Al contrario, in presenza di neoplasia, non si può effettuare una biopsia incisionale nel rene (perché
pungendo si rischia di disseminare la neoplasia, creando uno stato avanzato di neoplasia), nel testicolo e
nella tiroide (perché facendo un esame agobioptico o citologico si otterranno le stesse informazioni, quindi
si preferisce la metodica meno invasiva).
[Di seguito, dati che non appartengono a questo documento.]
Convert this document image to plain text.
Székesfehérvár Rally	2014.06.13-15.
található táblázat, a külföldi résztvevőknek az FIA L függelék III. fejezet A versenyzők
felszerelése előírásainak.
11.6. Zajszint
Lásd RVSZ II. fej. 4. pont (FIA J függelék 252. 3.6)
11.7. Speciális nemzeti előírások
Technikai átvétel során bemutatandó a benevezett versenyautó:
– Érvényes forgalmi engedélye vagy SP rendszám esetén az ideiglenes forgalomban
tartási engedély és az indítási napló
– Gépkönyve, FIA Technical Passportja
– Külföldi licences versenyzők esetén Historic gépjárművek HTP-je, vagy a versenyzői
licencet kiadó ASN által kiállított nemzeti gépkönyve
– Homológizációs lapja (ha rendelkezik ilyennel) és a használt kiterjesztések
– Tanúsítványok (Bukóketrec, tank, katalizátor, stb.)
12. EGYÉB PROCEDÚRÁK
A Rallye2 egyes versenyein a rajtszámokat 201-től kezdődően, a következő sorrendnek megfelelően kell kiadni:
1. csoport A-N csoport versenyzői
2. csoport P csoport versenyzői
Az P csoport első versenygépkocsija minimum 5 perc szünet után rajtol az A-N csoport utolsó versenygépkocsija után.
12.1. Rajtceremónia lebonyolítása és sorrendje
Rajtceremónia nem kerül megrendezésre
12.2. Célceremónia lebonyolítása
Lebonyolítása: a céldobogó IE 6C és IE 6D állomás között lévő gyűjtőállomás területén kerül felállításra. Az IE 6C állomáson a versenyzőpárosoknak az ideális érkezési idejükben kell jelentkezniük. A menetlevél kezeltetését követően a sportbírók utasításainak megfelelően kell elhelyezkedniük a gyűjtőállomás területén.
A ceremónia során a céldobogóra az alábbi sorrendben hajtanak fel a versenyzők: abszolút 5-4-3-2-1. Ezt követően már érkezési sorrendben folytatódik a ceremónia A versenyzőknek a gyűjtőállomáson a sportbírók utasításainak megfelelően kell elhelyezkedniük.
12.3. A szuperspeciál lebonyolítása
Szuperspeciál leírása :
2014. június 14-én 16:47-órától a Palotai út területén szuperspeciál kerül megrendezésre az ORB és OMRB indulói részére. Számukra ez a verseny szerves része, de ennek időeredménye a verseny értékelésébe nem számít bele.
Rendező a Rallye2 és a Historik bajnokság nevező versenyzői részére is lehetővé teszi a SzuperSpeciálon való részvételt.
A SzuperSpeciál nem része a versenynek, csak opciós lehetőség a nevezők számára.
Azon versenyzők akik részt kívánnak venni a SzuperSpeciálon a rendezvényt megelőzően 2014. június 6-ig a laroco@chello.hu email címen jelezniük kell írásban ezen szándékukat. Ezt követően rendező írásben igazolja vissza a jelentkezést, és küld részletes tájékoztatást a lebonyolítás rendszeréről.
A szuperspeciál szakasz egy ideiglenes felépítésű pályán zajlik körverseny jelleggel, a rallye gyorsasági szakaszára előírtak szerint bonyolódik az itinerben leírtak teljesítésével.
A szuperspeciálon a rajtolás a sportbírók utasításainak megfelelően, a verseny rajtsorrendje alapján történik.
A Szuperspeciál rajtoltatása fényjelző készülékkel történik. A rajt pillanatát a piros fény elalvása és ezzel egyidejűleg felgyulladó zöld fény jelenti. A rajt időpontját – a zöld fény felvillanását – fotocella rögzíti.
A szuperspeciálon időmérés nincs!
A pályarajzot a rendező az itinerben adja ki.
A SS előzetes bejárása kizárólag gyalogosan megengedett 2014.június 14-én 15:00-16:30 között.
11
L’adeguatezza della biopsia incisionale dipende dalla numerosità (quantità dei frammenti), dalle dimensioni
(grandezza dei frammenti da analizzare) e dall’orientamento (per effettuare la diagnosi di alcune patologie
infiammatorie come la celiachia, è necessario che le cellule siano scansionate con un orientamento adatto
del frammento).
Il vantaggio della biopsia incisionale è la dimensione dell’incisione, che, essendo molto piccola, permette al
paziente di tornare a casa dopo aver fatto il prelievo. Lo svantaggio/limite è che il campione potrebbe non
essere rappresentativo della lesione. Un esempio di biopsia incisionale è il procedimento che si effettua in
presenza di una neoformazione della mammella: pungiamo con l’ago la neoformazione sospetta e
successivamente si analizza il frammento. La biopsia incisionale può essere utile non solo per capire se si
tratta di una neoplasia o meno, ma anche a comprendere lo stadio, la prognosi e la terapia dell’eventuale
neoplasia. Come già detto precedentemente, gli organi in cui non può essere effettuata una biopsia
incisionale, ma solo escissionale, sono i testicoli, i reni, la tiroide. La biopsia incisionale si effettua solo per
patologia infiammatoria, trapianti o in tutti i casi in cui si esclude una patologia tumorale maligna.

La biopsia escissionale ha uno scopo sia diagnostico sia terapeutico a livello chirurgico. Con questa
procedura possiamo ottenere una rilevante mole di informazioni: possiamo distinguere un nevo
melanocitario da un melanoma e avere ulteriori informazioni sull’eventuale melanoma.